По кустам выбрался на поле с дальней опушки. Рукава и колени обзеленил, ползая в траве.
Валентин разговаривал с каким-то мужиком. Представил: лесник.
Тот был низенький, в тапках на босу ногу. Из-под надвинутого кепаря светлые глазки помаргивали настороженно.
Акимыч спросил, из какой он деревни.
– А рядом, всего ничего! – с готовностью ответил мужик. – Сейчас по лесу, конечно, работы немного… Есин я по фамилии. Подкашиваю вот для козы. Внучаткам на молочко. – Он показал на косу, лежавшую в траве. – Отдохнуть либо что – это конечно. К вечеру рыбалку можно устроить. Мой дом Валентин знает.
В лесники, на государственную службу, Есин подался, ссылаясь на возраст: справлять колхозную работу, мешки тягать не под силу.
А ныне, когда одну-другую лесину за сараем прихоронит, сенца прикосит. И с дровами легче.
До вечера оставалось время. И Есин направился не домой, а к околице, где второй год рубил избу, нанимая плотников. Собирался отделить молодых – дочь и зятя с ребятишками. По прежним временам, ей бы, – полагал он, – лес валить, а не продавливать конторский стул. Помериться весом – отца с матерью переважит.
Окошки в срубе Есину показались заниженными. Он всунулся в проем, спрятал косу. Мотались метелки полыни у стены, на стропилах сидели голуби. Еще крышу наводить, пол настлать да проконопатить пазы, и дом ничего будет. А окна низковаты. Да не ему жить. Двор Есина выдавался углом в сторону бугра, и повыше, застя могилу погибших в Отечественную, торчали старый тополь, просившийся на спил, и бесхозная развалюха. Сетки Есин держал на чердаке.
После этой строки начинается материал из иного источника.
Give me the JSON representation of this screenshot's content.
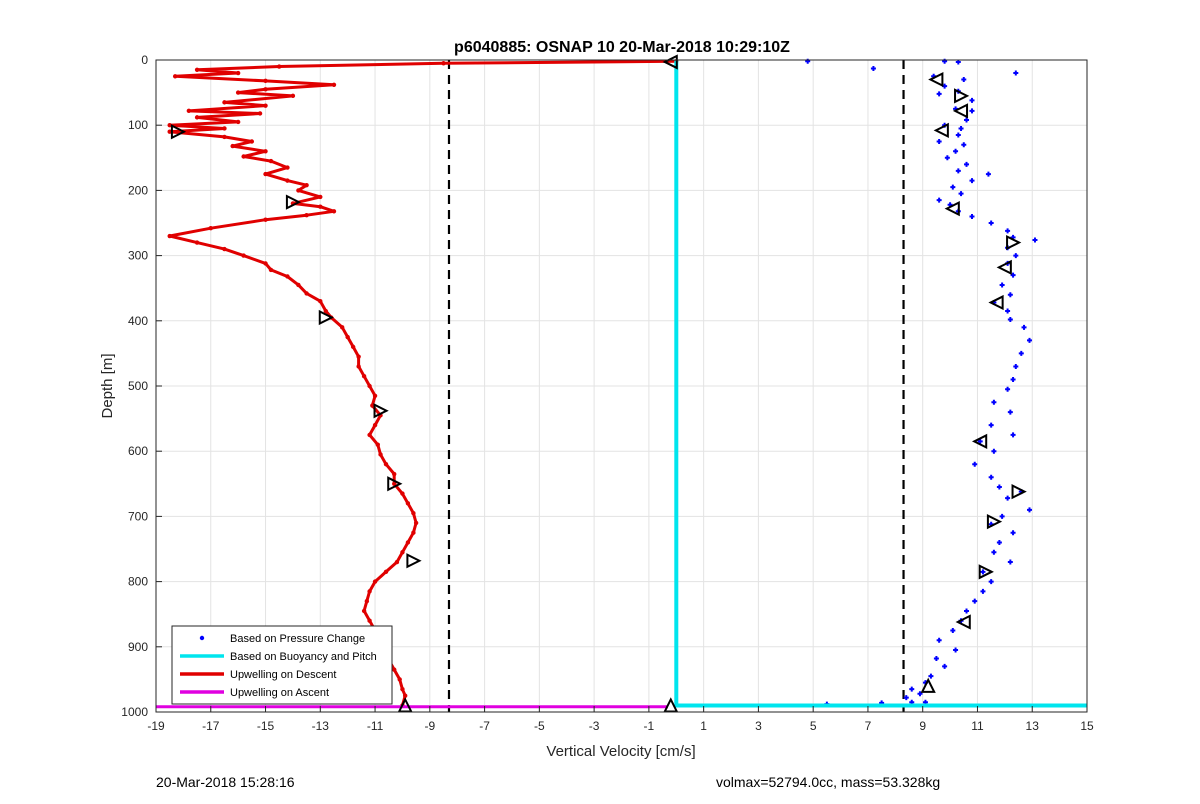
{
  "chart_data": {
    "type": "scatter",
    "title": "p6040885: OSNAP 10 20-Mar-2018 10:29:10Z",
    "xlabel": "Vertical Velocity [cm/s]",
    "ylabel": "Depth [m]",
    "xlim": [
      -19,
      15
    ],
    "ylim": [
      0,
      1000
    ],
    "y_reversed": true,
    "grid": true,
    "x_ticks": [
      -19,
      -17,
      -15,
      -13,
      -11,
      -9,
      -7,
      -5,
      -3,
      -1,
      1,
      3,
      5,
      7,
      9,
      11,
      13,
      15
    ],
    "y_ticks": [
      0,
      100,
      200,
      300,
      400,
      500,
      600,
      700,
      800,
      900,
      1000
    ],
    "legend_position": "bottom-left",
    "legend": [
      {
        "label": "Based on Pressure Change",
        "color": "#0000ff",
        "style": "dot"
      },
      {
        "label": "Based on Buoyancy and Pitch",
        "color": "#00e5ee",
        "style": "line"
      },
      {
        "label": "Upwelling on Descent",
        "color": "#e00000",
        "style": "line"
      },
      {
        "label": "Upwelling on Ascent",
        "color": "#e000e0",
        "style": "line"
      }
    ],
    "dashed_lines_x": [
      -8.3,
      8.3
    ],
    "series": [
      {
        "name": "Upwelling on Descent",
        "color": "#e00000",
        "type": "line",
        "points": [
          [
            0,
            2
          ],
          [
            -8.5,
            5
          ],
          [
            -14.5,
            10
          ],
          [
            -17.5,
            15
          ],
          [
            -16,
            20
          ],
          [
            -18.3,
            25
          ],
          [
            -15,
            32
          ],
          [
            -12.5,
            38
          ],
          [
            -15,
            45
          ],
          [
            -16,
            50
          ],
          [
            -14,
            55
          ],
          [
            -16.5,
            65
          ],
          [
            -15,
            70
          ],
          [
            -17.8,
            78
          ],
          [
            -15.2,
            82
          ],
          [
            -17.5,
            88
          ],
          [
            -16,
            95
          ],
          [
            -18.5,
            100
          ],
          [
            -16.5,
            105
          ],
          [
            -18.5,
            110
          ],
          [
            -16.5,
            118
          ],
          [
            -15.5,
            125
          ],
          [
            -16.2,
            132
          ],
          [
            -15,
            140
          ],
          [
            -15.8,
            148
          ],
          [
            -14.8,
            155
          ],
          [
            -14.2,
            165
          ],
          [
            -15,
            175
          ],
          [
            -14.2,
            185
          ],
          [
            -13.5,
            192
          ],
          [
            -13.8,
            200
          ],
          [
            -13,
            210
          ],
          [
            -14,
            220
          ],
          [
            -13,
            225
          ],
          [
            -12.5,
            232
          ],
          [
            -13.5,
            238
          ],
          [
            -15,
            245
          ],
          [
            -17,
            258
          ],
          [
            -18.5,
            270
          ],
          [
            -17.5,
            280
          ],
          [
            -16.5,
            290
          ],
          [
            -15.8,
            300
          ],
          [
            -15,
            312
          ],
          [
            -14.8,
            322
          ],
          [
            -14.2,
            332
          ],
          [
            -13.8,
            345
          ],
          [
            -13.5,
            358
          ],
          [
            -13,
            370
          ],
          [
            -12.8,
            385
          ],
          [
            -12.6,
            395
          ],
          [
            -12.2,
            410
          ],
          [
            -12,
            425
          ],
          [
            -11.8,
            440
          ],
          [
            -11.6,
            455
          ],
          [
            -11.6,
            470
          ],
          [
            -11.4,
            485
          ],
          [
            -11.2,
            500
          ],
          [
            -11,
            515
          ],
          [
            -11.1,
            530
          ],
          [
            -10.8,
            545
          ],
          [
            -11,
            560
          ],
          [
            -11.2,
            575
          ],
          [
            -10.9,
            590
          ],
          [
            -10.8,
            605
          ],
          [
            -10.6,
            620
          ],
          [
            -10.3,
            635
          ],
          [
            -10.3,
            650
          ],
          [
            -10,
            665
          ],
          [
            -9.8,
            680
          ],
          [
            -9.6,
            695
          ],
          [
            -9.5,
            710
          ],
          [
            -9.6,
            725
          ],
          [
            -9.8,
            740
          ],
          [
            -10,
            755
          ],
          [
            -10.2,
            770
          ],
          [
            -10.6,
            785
          ],
          [
            -11,
            800
          ],
          [
            -11.2,
            815
          ],
          [
            -11.3,
            830
          ],
          [
            -11.4,
            845
          ],
          [
            -11.2,
            860
          ],
          [
            -11,
            875
          ],
          [
            -10.8,
            890
          ],
          [
            -10.6,
            905
          ],
          [
            -10.5,
            920
          ],
          [
            -10.3,
            935
          ],
          [
            -10.1,
            950
          ],
          [
            -10,
            965
          ],
          [
            -9.9,
            975
          ],
          [
            -10,
            990
          ]
        ]
      },
      {
        "name": "Upwelling on Ascent",
        "color": "#e000e0",
        "type": "line",
        "points": [
          [
            -19,
            992
          ],
          [
            -0.3,
            992
          ]
        ]
      },
      {
        "name": "Based on Buoyancy and Pitch",
        "color": "#00e5ee",
        "type": "line",
        "points": [
          [
            0,
            1
          ],
          [
            0,
            990
          ],
          [
            15,
            990
          ]
        ]
      },
      {
        "name": "Based on Pressure Change",
        "color": "#0000ff",
        "type": "scatter",
        "points": [
          [
            9.8,
            2
          ],
          [
            10.3,
            3
          ],
          [
            12.4,
            20
          ],
          [
            9.4,
            25
          ],
          [
            10.5,
            30
          ],
          [
            9.8,
            40
          ],
          [
            10.3,
            48
          ],
          [
            9.6,
            52
          ],
          [
            10.8,
            62
          ],
          [
            10.2,
            75
          ],
          [
            10.8,
            78
          ],
          [
            10.6,
            92
          ],
          [
            9.8,
            100
          ],
          [
            10.4,
            105
          ],
          [
            10.3,
            115
          ],
          [
            9.6,
            125
          ],
          [
            10.5,
            130
          ],
          [
            10.2,
            140
          ],
          [
            9.9,
            150
          ],
          [
            10.6,
            160
          ],
          [
            10.3,
            170
          ],
          [
            11.4,
            175
          ],
          [
            10.8,
            185
          ],
          [
            10.1,
            195
          ],
          [
            10.4,
            205
          ],
          [
            9.6,
            215
          ],
          [
            10,
            222
          ],
          [
            10.3,
            232
          ],
          [
            10.8,
            240
          ],
          [
            11.5,
            250
          ],
          [
            12.1,
            262
          ],
          [
            12.3,
            272
          ],
          [
            13.1,
            276
          ],
          [
            12.1,
            288
          ],
          [
            12.4,
            300
          ],
          [
            12.1,
            312
          ],
          [
            12.3,
            330
          ],
          [
            11.9,
            345
          ],
          [
            12.2,
            360
          ],
          [
            11.6,
            372
          ],
          [
            12.1,
            385
          ],
          [
            12.2,
            398
          ],
          [
            12.7,
            410
          ],
          [
            12.9,
            430
          ],
          [
            12.6,
            450
          ],
          [
            12.4,
            470
          ],
          [
            12.3,
            490
          ],
          [
            12.1,
            505
          ],
          [
            11.6,
            525
          ],
          [
            12.2,
            540
          ],
          [
            11.5,
            560
          ],
          [
            12.3,
            575
          ],
          [
            11.1,
            585
          ],
          [
            11.6,
            600
          ],
          [
            10.9,
            620
          ],
          [
            11.5,
            640
          ],
          [
            11.8,
            655
          ],
          [
            12.6,
            662
          ],
          [
            12.1,
            672
          ],
          [
            12.9,
            690
          ],
          [
            11.9,
            700
          ],
          [
            11.5,
            712
          ],
          [
            12.3,
            725
          ],
          [
            11.8,
            740
          ],
          [
            11.6,
            755
          ],
          [
            12.2,
            770
          ],
          [
            11.2,
            785
          ],
          [
            11.5,
            800
          ],
          [
            11.2,
            815
          ],
          [
            10.9,
            830
          ],
          [
            10.6,
            845
          ],
          [
            10.4,
            860
          ],
          [
            10.1,
            875
          ],
          [
            9.6,
            890
          ],
          [
            10.2,
            905
          ],
          [
            9.5,
            918
          ],
          [
            9.8,
            930
          ],
          [
            9.3,
            945
          ],
          [
            9.1,
            955
          ],
          [
            8.6,
            965
          ],
          [
            8.9,
            972
          ],
          [
            8.4,
            978
          ],
          [
            8.6,
            985
          ],
          [
            4.8,
            2
          ],
          [
            7.2,
            13
          ],
          [
            9.1,
            985
          ],
          [
            5.5,
            988
          ],
          [
            7.5,
            986
          ]
        ]
      }
    ],
    "markers": [
      {
        "x": -0.2,
        "y": 3,
        "shape": "left"
      },
      {
        "x": -18.2,
        "y": 110,
        "shape": "right"
      },
      {
        "x": -14,
        "y": 218,
        "shape": "right"
      },
      {
        "x": -12.8,
        "y": 395,
        "shape": "right"
      },
      {
        "x": -10.8,
        "y": 538,
        "shape": "right"
      },
      {
        "x": -10.3,
        "y": 650,
        "shape": "right"
      },
      {
        "x": -9.6,
        "y": 768,
        "shape": "right"
      },
      {
        "x": -9.9,
        "y": 990,
        "shape": "up"
      },
      {
        "x": -0.2,
        "y": 990,
        "shape": "up"
      },
      {
        "x": 9.5,
        "y": 30,
        "shape": "left"
      },
      {
        "x": 10.4,
        "y": 55,
        "shape": "right"
      },
      {
        "x": 10.4,
        "y": 78,
        "shape": "left"
      },
      {
        "x": 9.7,
        "y": 108,
        "shape": "left"
      },
      {
        "x": 10.1,
        "y": 228,
        "shape": "left"
      },
      {
        "x": 12.3,
        "y": 280,
        "shape": "right"
      },
      {
        "x": 12,
        "y": 318,
        "shape": "left"
      },
      {
        "x": 11.7,
        "y": 372,
        "shape": "left"
      },
      {
        "x": 11.1,
        "y": 585,
        "shape": "left"
      },
      {
        "x": 12.5,
        "y": 662,
        "shape": "right"
      },
      {
        "x": 11.6,
        "y": 708,
        "shape": "right"
      },
      {
        "x": 11.3,
        "y": 785,
        "shape": "right"
      },
      {
        "x": 10.5,
        "y": 862,
        "shape": "left"
      },
      {
        "x": 9.2,
        "y": 960,
        "shape": "up"
      }
    ]
  },
  "footer": {
    "left": "20-Mar-2018 15:28:16",
    "right": "volmax=52794.0cc, mass=53.328kg"
  }
}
Слазить недолго. Но лучше заранее, рассудил. И когда торопился к дому в середке деревни, подхрамывал заметней обычного – в детстве ногу покалечило жнейкой.
Припозднился он: как раз подъехали гости. Пожалел – не бабе встречать бы… Еще на подходе услышал злое стрекотание ее швейной машинки и следом крик на весь проулок:
– Чо траву топче, в дом недосуг? Ай я не приму?
Есин провел гостей в дом.
Жена с грохотом побросала тарелки на стол и принялась за свое шитье. Но не дала толком посидеть.
– Чо, начальники, мово мороче? Помочь оказать вас нету. В срубе который год голуби гадят, а вы бы команду: подцепить трактором и на кругляках сам под горку покатится! Сюда его, заместо дома трухлявого, стрекавой да лопухом зарос – вон его из окошек видать! То баптисты какие-то поселятся, молельню учинят, песни поют. То цыгане прохожие. Ломать его к бесам! – орала она и при этом глядела на Акимыча и мужа как на врагов.
– Ну, чо ты? – пытался ее угомонить Есин. – Гроза расшумелась.
– Ай неправда? Небось не забыл, немец все вокруг из пушек пожег, одне головешки, дух человечий выветрило. В землянках на болоте комаров кормили… А чуток оправились – в бункерах. С тех бункеров домишко-то, с трухи.
Акимычу от горластой бабы, беготни лесниковых внучат делалось невмоготу.
К камышовой заводи у березнячка дотряслись бездорожьем с первыми сумерками.
Мужики вычерпали воду из худой плоскодонки, выгнав лягушек, и спихнули на воду посудину. Буднично перекрикивались. Пошлепывало единственное весло.
Акимыч побродил по опушке, собирая сушняк. Какое-то неблагополучие томило – словно сызнова один-одинешенек на земле со своим свиным ухом.
Папаша-челдон сгинул еще до появления Акимыча на свет. И когда мать уходила в запой, мальца подбирали соседи, доброхотная еврейская семья. Хворый хозяин по утрам сползал с кровати к своей музыке, а пацаненок Акимыч под рояль – глазеть с карачек на зябнущие стариковские ноги в валенках. Отчего-то запало в память.
Не покидало и чувство, что лет через двадцать ничего не будет окрест – камыш да болото. Корявый березнячок и до того не достоит.